Setembro de 1758: D. José I retornava incógnito para o Palácio da Ajuda, quando foi ferido numa emboscada. O atentado foi mantido em segredo por meses; rumores circulavam por Lisboa; agitava-se a correspondência diplomática. Dizia-se que o rei voltava de visita à Marquesa de Távora, sua amante — cujos parentes, indignados pela ofensa moral, planejaram o ataque. Outra a versão oficial: o autor do crime teria sido o Duque de Aveiro, junto de outros fidalgos e sob orientação dos jesuítas. O obscuro processo transcorreu com rapidez: em janeiro de 1759, executavam-se os Távoras, seus filhos, o Duque e seus criados, com inaudita violência. O mais notável: assim se eliminariam alguns dos adversários mais poderosos do rei e do Marquês de Pombal, seu ministro.
No Antigo Regime, a mancha do crime se espalhava pelo sangue. Mesmo sem acusações formais, o 2° Marquês de Alorna foi encarcerado: era casado com uma das filhas da Marquesa executada. Privadas da tutela masculina, sua esposa e suas filhas foram enviadas para um convento, como um equivalente da prisão. Só em 1777, morto o rei, a família seria libertada. A filha mais velha, Leonor de Almeida, tinha então 26 anos, 18 dos quais passara no convento; nesse longo e árduo período, revelara um raro talento poético.
Copiosamente anotado, o indispensável volume de Sonetos editado por Vanda Anastácio reúne uma preciosa amostra da poesia de Leonor, a 4ª Marquesa de Alorna — resgatando ainda poemas inéditos, expurgados por editores que, por interesses familiares, tencionavam forjar da Marquesa um perfil isento de envolvimentos políticos, ou adequado a modelos femininos de modéstia e recato. Valioso é também o texto introdutório, que esclarece passagens biográficas obscuras — graças a documentos que Vanda, professora da Universidade de Lisboa, vem compulsando ao longo de uma vasta pesquisa.

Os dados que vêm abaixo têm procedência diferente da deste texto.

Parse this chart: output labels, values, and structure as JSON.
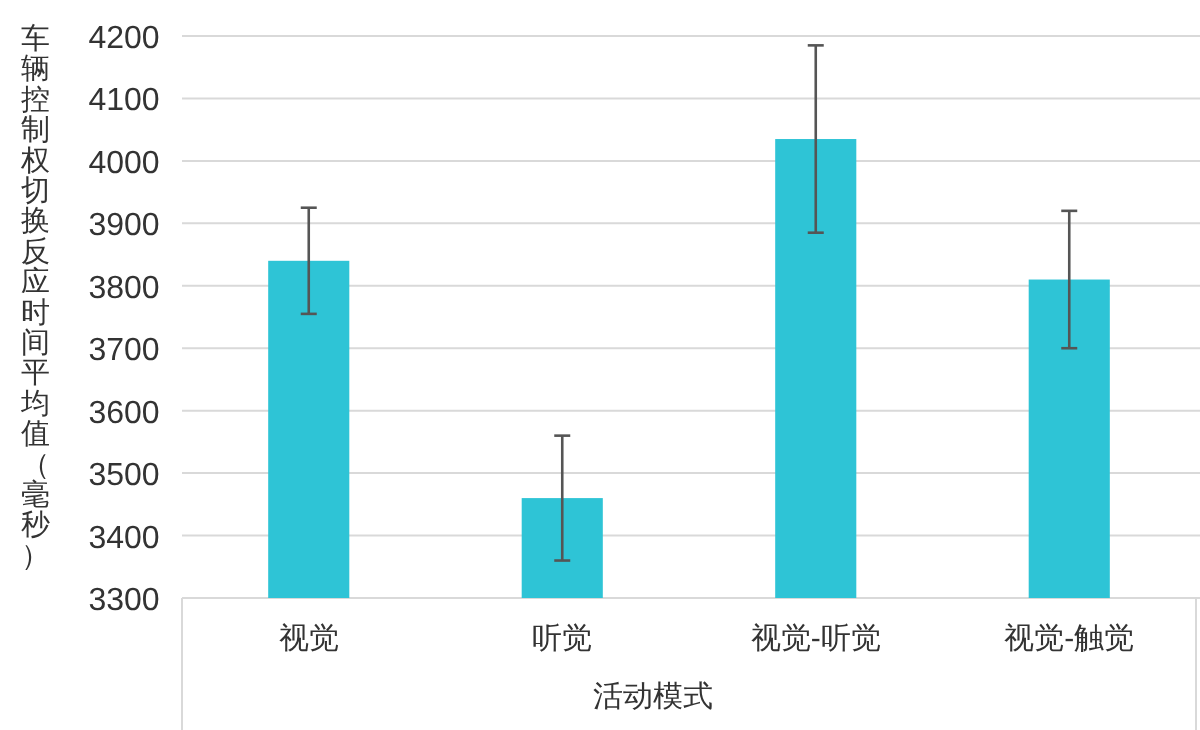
{
  "chart_data": {
    "type": "bar",
    "xlabel": "活动模式",
    "ylabel": "车辆控制权切换反应时间平均值（毫秒）",
    "categories": [
      "视觉",
      "听觉",
      "视觉-听觉",
      "视觉-触觉"
    ],
    "values": [
      3840,
      3460,
      4035,
      3810
    ],
    "errors": [
      85,
      100,
      150,
      110
    ],
    "color": "#2ec4d6",
    "ylim": [
      3300,
      4200
    ],
    "yticks": [
      3300,
      3400,
      3500,
      3600,
      3700,
      3800,
      3900,
      4000,
      4100,
      4200
    ],
    "grid": "y"
  }
}
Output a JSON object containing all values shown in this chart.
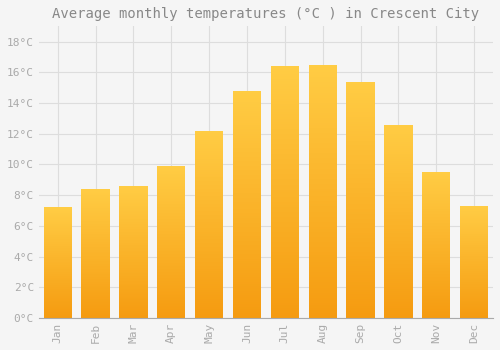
{
  "title": "Average monthly temperatures (°C ) in Crescent City",
  "months": [
    "Jan",
    "Feb",
    "Mar",
    "Apr",
    "May",
    "Jun",
    "Jul",
    "Aug",
    "Sep",
    "Oct",
    "Nov",
    "Dec"
  ],
  "values": [
    7.2,
    8.4,
    8.6,
    9.9,
    12.2,
    14.8,
    16.4,
    16.5,
    15.4,
    12.6,
    9.5,
    7.3
  ],
  "bar_color_top": "#FFCC44",
  "bar_color_bottom": "#F59B10",
  "ylim": [
    0,
    19
  ],
  "yticks": [
    0,
    2,
    4,
    6,
    8,
    10,
    12,
    14,
    16,
    18
  ],
  "background_color": "#F5F5F5",
  "plot_bg_color": "#F5F5F5",
  "grid_color": "#DDDDDD",
  "title_fontsize": 10,
  "tick_fontsize": 8,
  "tick_color": "#AAAAAA",
  "title_color": "#888888",
  "bar_width": 0.75
}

Se Leonor dizia escrever “para passar e adoçar instantes” que “acontecimentos penosos enchiam de amargura”, seus poemas logo despertariam o interesse dos contemporâneos — inclusive de vultos como Filinto Elísio, que supostamente lhe concederia o nome literário Alcipe; e Frei Alexandre da Sagrada Família, tio e iniciador literário de Garrett. Mesmo na clausura, Leonor com eles estabeleceria contatos, destacando-se ainda como improvisadora em outeiros. Embora orientada pelo pai a escrever de modo “apropriado” a uma donzela (evitando, por exemplo, o uso da mitologia, perigosa para a moral), cedo Alcipe demonstraria um temperamento independente, elegendo seus motivos e modelos.

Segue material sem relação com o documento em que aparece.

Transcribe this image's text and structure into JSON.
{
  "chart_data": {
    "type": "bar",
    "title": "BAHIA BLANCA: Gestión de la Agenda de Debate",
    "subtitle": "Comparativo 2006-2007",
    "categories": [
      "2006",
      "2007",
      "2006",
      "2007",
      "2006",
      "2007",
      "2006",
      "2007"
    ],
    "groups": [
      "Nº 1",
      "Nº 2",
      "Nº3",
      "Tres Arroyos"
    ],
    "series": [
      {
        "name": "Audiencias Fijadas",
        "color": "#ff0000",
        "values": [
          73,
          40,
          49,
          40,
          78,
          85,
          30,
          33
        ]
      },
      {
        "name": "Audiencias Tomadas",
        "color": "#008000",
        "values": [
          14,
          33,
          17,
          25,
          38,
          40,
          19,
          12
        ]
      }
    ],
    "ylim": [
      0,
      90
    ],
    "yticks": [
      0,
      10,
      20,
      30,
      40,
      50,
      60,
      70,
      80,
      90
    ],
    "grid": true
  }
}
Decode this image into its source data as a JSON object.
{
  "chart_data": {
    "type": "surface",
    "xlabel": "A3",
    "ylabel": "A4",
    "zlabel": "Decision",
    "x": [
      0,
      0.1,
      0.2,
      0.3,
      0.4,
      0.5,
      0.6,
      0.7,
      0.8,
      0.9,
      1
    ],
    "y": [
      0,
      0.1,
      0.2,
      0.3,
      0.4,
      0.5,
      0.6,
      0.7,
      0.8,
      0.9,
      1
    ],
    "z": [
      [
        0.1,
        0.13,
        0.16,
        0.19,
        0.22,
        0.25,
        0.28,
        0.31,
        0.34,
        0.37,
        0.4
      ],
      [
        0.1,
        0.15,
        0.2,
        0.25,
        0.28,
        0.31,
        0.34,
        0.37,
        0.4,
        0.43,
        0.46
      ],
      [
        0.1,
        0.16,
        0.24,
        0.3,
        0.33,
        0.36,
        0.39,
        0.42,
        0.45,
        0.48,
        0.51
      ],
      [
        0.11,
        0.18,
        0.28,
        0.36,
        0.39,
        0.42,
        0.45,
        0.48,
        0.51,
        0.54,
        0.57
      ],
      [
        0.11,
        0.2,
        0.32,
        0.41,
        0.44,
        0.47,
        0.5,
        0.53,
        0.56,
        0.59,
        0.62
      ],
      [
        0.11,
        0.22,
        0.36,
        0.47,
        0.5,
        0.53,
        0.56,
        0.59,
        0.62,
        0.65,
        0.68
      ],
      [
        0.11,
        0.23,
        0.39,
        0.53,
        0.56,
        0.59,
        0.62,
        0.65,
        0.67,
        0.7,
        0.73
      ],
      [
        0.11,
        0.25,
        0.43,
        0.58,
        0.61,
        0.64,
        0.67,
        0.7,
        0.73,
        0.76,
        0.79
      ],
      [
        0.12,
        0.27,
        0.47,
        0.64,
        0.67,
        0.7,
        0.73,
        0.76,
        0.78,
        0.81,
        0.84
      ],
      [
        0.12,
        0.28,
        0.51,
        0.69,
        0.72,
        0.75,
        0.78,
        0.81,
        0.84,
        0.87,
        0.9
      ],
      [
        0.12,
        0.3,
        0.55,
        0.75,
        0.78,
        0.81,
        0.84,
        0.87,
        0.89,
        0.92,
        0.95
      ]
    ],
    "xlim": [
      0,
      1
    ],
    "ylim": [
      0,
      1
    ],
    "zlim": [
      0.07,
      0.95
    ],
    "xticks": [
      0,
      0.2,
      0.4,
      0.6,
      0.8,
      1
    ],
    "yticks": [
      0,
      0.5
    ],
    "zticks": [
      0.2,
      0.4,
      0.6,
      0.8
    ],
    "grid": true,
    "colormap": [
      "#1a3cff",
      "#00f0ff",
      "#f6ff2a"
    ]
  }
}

Mas a independência de Leonor ultrapassaria o campo literário. Contrariando a vontade paterna, desposaria o Conde de Oyenhausen; por problemas políticos que o envolviam, teria de acompanhá-lo a Viena, deixando a filha com os pais que sequer responderiam às suas cartas (só voltariam a fazê-lo quando Leonor lhes enviasse um auto-retrato, com o sugestivo título “Solidão”). Viúva, atuaria na resistência às forças napoleônicas. Já idosa, a Marquesa, que sempre incentivara os talentos literários (não à toa, Bocage lhe dedicou o terceiro tomo das Rimas), receberia em casa jovens escritores — entre eles, Castilho e Herculano. Este, já após a morte da Marquesa, escreveria um texto em que a apodaria “mulher extraordinária”; alcunha que, ainda hoje, parece-lhe adequada.
No que tange à poesia, ressalta a mestria com que Alcipe tematiza os estados subjetivos, figurados numa imagética de espantosa força lírica. Se usa freqüentemente da mitologia, não o faz por capricho; submete-a à necessidade poética, chegando a inventar uma deusa (a Melancolia) para rogar-lhe, em soneto composto ainda na clausura: “Atende, ó Ninfa, o rogo que te faço,/ Não demores mais tempo o doce instante,/ Os dias tristes, que eu tão triste passo”. Usualmente qualificada como “pré-romântica”, a poesia de Leonor não raro ultrapassa as fronteiras epocais — sobretudo no que tange a estes sonetos, que tantas vezes dizem as dores dos homens (e das mulheres) de todos os tempos.